30 de abril de 2025 a las 04:45
Plataformas contra el turismo sexual
La sombra del turismo sexual infantil se cierne sobre plataformas de alojamiento como Airbnb, una realidad que ha llevado a los diputados federales a tomar medidas contundentes. Con una votación unánime, 451 votos a favor, se ha aprobado una iniciativa que busca reforzar la seguridad de los menores y combatir esta lacra que afecta a miles de niños en México. La nueva legislación introduce la obligación de verificar la mayoría de edad de los huéspedes y, en caso de viajar con menores, acreditar el parentesco o la tutela legal. Esta medida, sin precedentes, busca poner freno a la impunidad con la que operan las redes de explotación sexual infantil, que se aprovechan de la facilidad de acceso y la discreción que ofrecen plataformas como Airbnb.
La diputada Rocío Abreu, impulsora de esta iniciativa, ha denunciado la creciente incidencia de casos de turismo sexual infantil en este tipo de alojamientos. Sus palabras resuenan con la crudeza de las cifras: 17 mil menores explotados sexualmente en México, según datos del DIF nacional. Un drama que se extiende por 22 estados de la República, atrapando a más de 16 mil niñas y niños en las garras de la prostitución, principalmente en destinos turísticos. La imagen de playas paradisíacas se ve empañada por esta terrible realidad, un contraste que exige una respuesta firme e inmediata.

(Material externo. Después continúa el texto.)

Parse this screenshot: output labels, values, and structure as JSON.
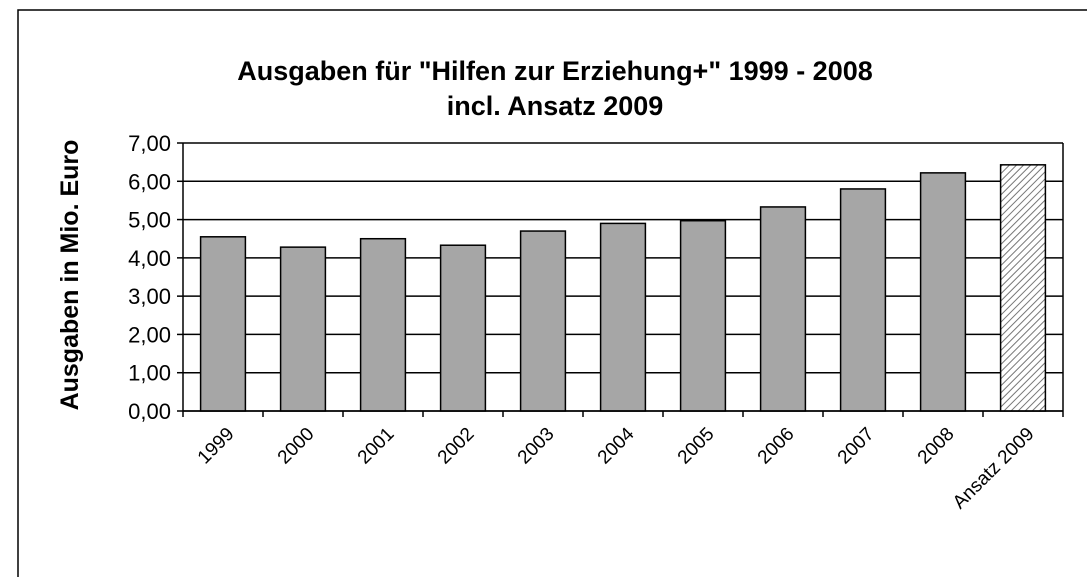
{
  "chart_data": {
    "type": "bar",
    "title": "Ausgaben für \"Hilfen zur Erziehung+\" 1999 - 2008",
    "subtitle": "incl. Ansatz  2009",
    "y_label": "Ausgaben in Mio. Euro",
    "categories": [
      "1999",
      "2000",
      "2001",
      "2002",
      "2003",
      "2004",
      "2005",
      "2006",
      "2007",
      "2008",
      "Ansatz 2009"
    ],
    "values": [
      4.55,
      4.28,
      4.5,
      4.33,
      4.7,
      4.9,
      4.97,
      5.33,
      5.8,
      6.22,
      6.43
    ],
    "color": "#a6a6a6",
    "patterns": [
      null,
      null,
      null,
      null,
      null,
      null,
      null,
      null,
      null,
      null,
      "hatch"
    ],
    "ylim": [
      0,
      7
    ],
    "yticks": [
      {
        "value": 0,
        "label": "0,00"
      },
      {
        "value": 1,
        "label": "1,00"
      },
      {
        "value": 2,
        "label": "2,00"
      },
      {
        "value": 3,
        "label": "3,00"
      },
      {
        "value": 4,
        "label": "4,00"
      },
      {
        "value": 5,
        "label": "5,00"
      },
      {
        "value": 6,
        "label": "6,00"
      },
      {
        "value": 7,
        "label": "7,00"
      }
    ],
    "grid": true
  }
}
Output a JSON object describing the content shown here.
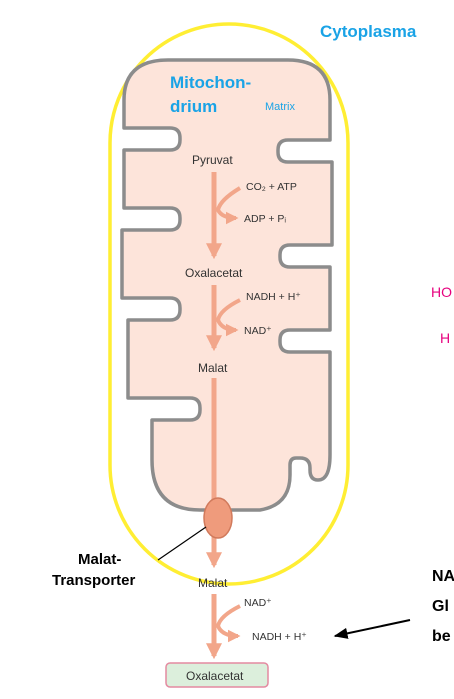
{
  "labels": {
    "cytoplasma": "Cytoplasma",
    "mito_line1": "Mitochon-",
    "mito_line2": "drium",
    "matrix": "Matrix",
    "pyruvat": "Pyruvat",
    "co2_atp": "CO₂ + ATP",
    "adp_pi": "ADP + Pᵢ",
    "oxalacetat_inner": "Oxalacetat",
    "nadh_h_inner": "NADH + H⁺",
    "nad_inner": "NAD⁺",
    "malat_inner": "Malat",
    "transporter_line1": "Malat-",
    "transporter_line2": "Transporter",
    "malat_outer": "Malat",
    "nad_outer": "NAD⁺",
    "nadh_h_outer": "NADH + H⁺",
    "oxalacetat_outer": "Oxalacetat",
    "cut_pink_1": "HO",
    "cut_pink_2": "H",
    "cut_black_1": "NA",
    "cut_black_2": "Gl",
    "cut_black_3": "be"
  },
  "colors": {
    "outer_membrane": "#ffee33",
    "inner_membrane": "#8c8c8c",
    "matrix_fill": "#fde4da",
    "arrow": "#f2a68a",
    "title_blue": "#1aa3e6",
    "box_fill": "#dcefdc",
    "box_border": "#e38aa0"
  }
}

La REDIM, Red por los Derechos de la Infancia en México, ha arrojado luz sobre el origen de esta demanda perversa. Un 36% de los clientes proviene de países como Estados Unidos, Canadá, Inglaterra, Holanda y Alemania. Turistas que buscan saciar sus instintos más bajos, aprovechando la vulnerabilidad de los menores y la falta de control en algunos destinos. La impunidad, lamentablemente, se convierte en un cómplice silencioso. De cada 100 carpetas de investigación abiertas por delitos contra menores, solo una llega a sentencia condenatoria. Un dato alarmante que evidencia la necesidad de reforzar los mecanismos de justicia y protección.
Destinos turísticos como Puerto Vallarta, en Jalisco, y el estado de Quintana Roo, han sido pioneros en la lucha contra este delito. Ya se han implementado medidas para exigir a Airbnb un registro que permita verificar el parentesco entre los huéspedes y los menores que los acompañan. Las sanciones por incumplimiento son contundentes: multas que van desde los 12 mil hasta los 105 mil pesos, además de la posibilidad de perder el registro como inmueble de alojamiento. Un mensaje claro para quienes pretenden utilizar estas plataformas para fines ilícitos.
La aprobación de esta iniciativa es un paso crucial en la protección de la infancia. Sin embargo, es fundamental que se acompañe de una estrategia integral que incluya la capacitación del personal de las plataformas, la colaboración con las autoridades locales e internacionales, y la sensibilización de la sociedad en su conjunto. Solo así podremos construir un futuro donde los niños estén a salvo de la explotación y el abuso. El turismo debe ser una fuente de desarrollo y bienestar, no un escenario de horror para los más vulnerables.